Just looked it up. Average weight of a full-grown Angus female cow: 1250 pounds. Times 15 = 18,750. That’s a lot of momma cow coming at you up the road, when you want them to turn into the opening in the fence and on to the new pasture.
But don’t worry, Tyler tells me. My dad is really smart. Here’s Ryan, Cow Guy, Ryan’s dad, pointing the way to the last calf at the end of another successful drive:
We knew that Ryan planned to move the herd sometime, so when we heard the commotion last evening we managed to get down the driveway to watch the process. Little-known bit of cattle driving wisdom: you have the best luck moving them early in the morning or evening, because they’re somewhat together instead of spread out grazing. Makes sense.
Tyler, his little brother Logan, and mom Stacey had come along this evening for the fun of it. Tyler is 7, Logan, 4, and bouncy as you can imagine, what with it being a school night. They have found one glorious rock apiece, each of which look like a boat, and ask if they may keep them. Tyler has a blue sack into which I supposed he’d put the treasure but no, he says, he has put his rock into the truck to keep it safe.
What’s in your sack? I ask
“It’s a secret.”
“No, it’s a surprise, so I can’t tell you.”
“See, look. I made this.” He pulls out a card-shaped bit of cardboard with paper pasted to each side. “It’s a remote control for my brain.”
There’s writing on the card. What does this say, I ask.
“Well, it’s a control button. This one says Do Your Work.”
Oh my God, I love little boys!
Ryan asked if we’d noticed that one of the cows has twins. Number 83. You seen them? So there’s 16 calves, 15 mothers.
Well, no, one little calf looks pretty much like another, and if I were willing go walk among them, looking at ear tags, I might identify Number 83. This is not likely to happen, but now, this evening, we’re enjoying the view of the animals in a pasture closer to the house. Maybe I’ll notice a mom nursing two babies?
Anyway, it’s been awhile since we visited. A month, in fact. So. It rained a lot, flooded, actually down here in Corvallis. The riparian area of the farm flooded, which was pretty picturesque, another tree fell across the lower fence. The golf course flooded and the OSU crew practiced on the fairways.
The fact of the rain kept the landscapers away from some of their projects and they were diverted to building the stone planter for the little crab apple tree. Which tree, having finally bloomed, I am happy to say, has white blossoms.
Then the sun returned, and with it, the opportunity for Larry to fix a 6-foot round of chicken wire onto the ground around each orchard tree. This allows the chickens to be free-range again, as their run, while better than the coop alone, is pretty confining. For 3 birds who refuse to get along and behave as a flock. The poor Toastie needs space to get away from evil Henrietta. I know, they’re just being chickens, pecking order and all that, but Miss Henrietta needs her feathers clipped. Without the chicken wire, the birds dig away and expose the roots of the fruit trees in their search for worms and so on.

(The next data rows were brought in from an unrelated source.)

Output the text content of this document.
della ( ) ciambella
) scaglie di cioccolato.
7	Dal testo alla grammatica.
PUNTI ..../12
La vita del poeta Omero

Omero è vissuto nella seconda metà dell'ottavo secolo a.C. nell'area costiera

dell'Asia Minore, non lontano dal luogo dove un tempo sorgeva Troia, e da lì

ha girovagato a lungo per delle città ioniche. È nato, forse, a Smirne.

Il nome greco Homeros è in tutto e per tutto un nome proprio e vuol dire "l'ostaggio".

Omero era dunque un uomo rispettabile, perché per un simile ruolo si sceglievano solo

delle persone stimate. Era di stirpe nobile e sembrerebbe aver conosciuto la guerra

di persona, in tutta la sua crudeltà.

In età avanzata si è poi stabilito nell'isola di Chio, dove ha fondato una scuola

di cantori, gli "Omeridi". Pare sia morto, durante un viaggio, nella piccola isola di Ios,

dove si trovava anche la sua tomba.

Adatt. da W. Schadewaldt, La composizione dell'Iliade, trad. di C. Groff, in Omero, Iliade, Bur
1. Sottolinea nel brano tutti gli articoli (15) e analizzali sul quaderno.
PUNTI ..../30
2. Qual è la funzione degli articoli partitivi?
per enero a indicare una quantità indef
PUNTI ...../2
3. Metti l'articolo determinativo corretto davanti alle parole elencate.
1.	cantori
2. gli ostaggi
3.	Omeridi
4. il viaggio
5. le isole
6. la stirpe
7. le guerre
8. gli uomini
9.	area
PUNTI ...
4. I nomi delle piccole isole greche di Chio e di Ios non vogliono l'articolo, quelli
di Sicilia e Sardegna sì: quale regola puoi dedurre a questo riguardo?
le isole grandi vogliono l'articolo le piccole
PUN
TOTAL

That was only part of the problem, however. The raised beds that Peter and Larry had built two years ago became the favorite new dirt pile for the birds, and they flung the soil about with abandon. And the rhubarb! They loved to harass the rhubarb. Luckily we’d purchased some 3-foot metal, somewhat decorative, fencing components in an earlier attempt at an earlier version of chickens’ run. Why not put them up around the planters and the rhubarb?
A little bit fancy, but now the new lettuce and old rhubarb are safe. Job done.
Suddenly everything is green and lush. We went for a walk this morning with new friends across the way, up the hills and into the forest. Wild iris in bloom, ticks. Oh, wait, ticks? We don’t have ticks in Oregon, do we? Yes, seems we do. Well, just don’t walk in the tall grass, and check when you get home. Takes some of the edge off, but the views were worth it.
Sunday is our anniversary! Still together, feeling very lucky, feeling like home.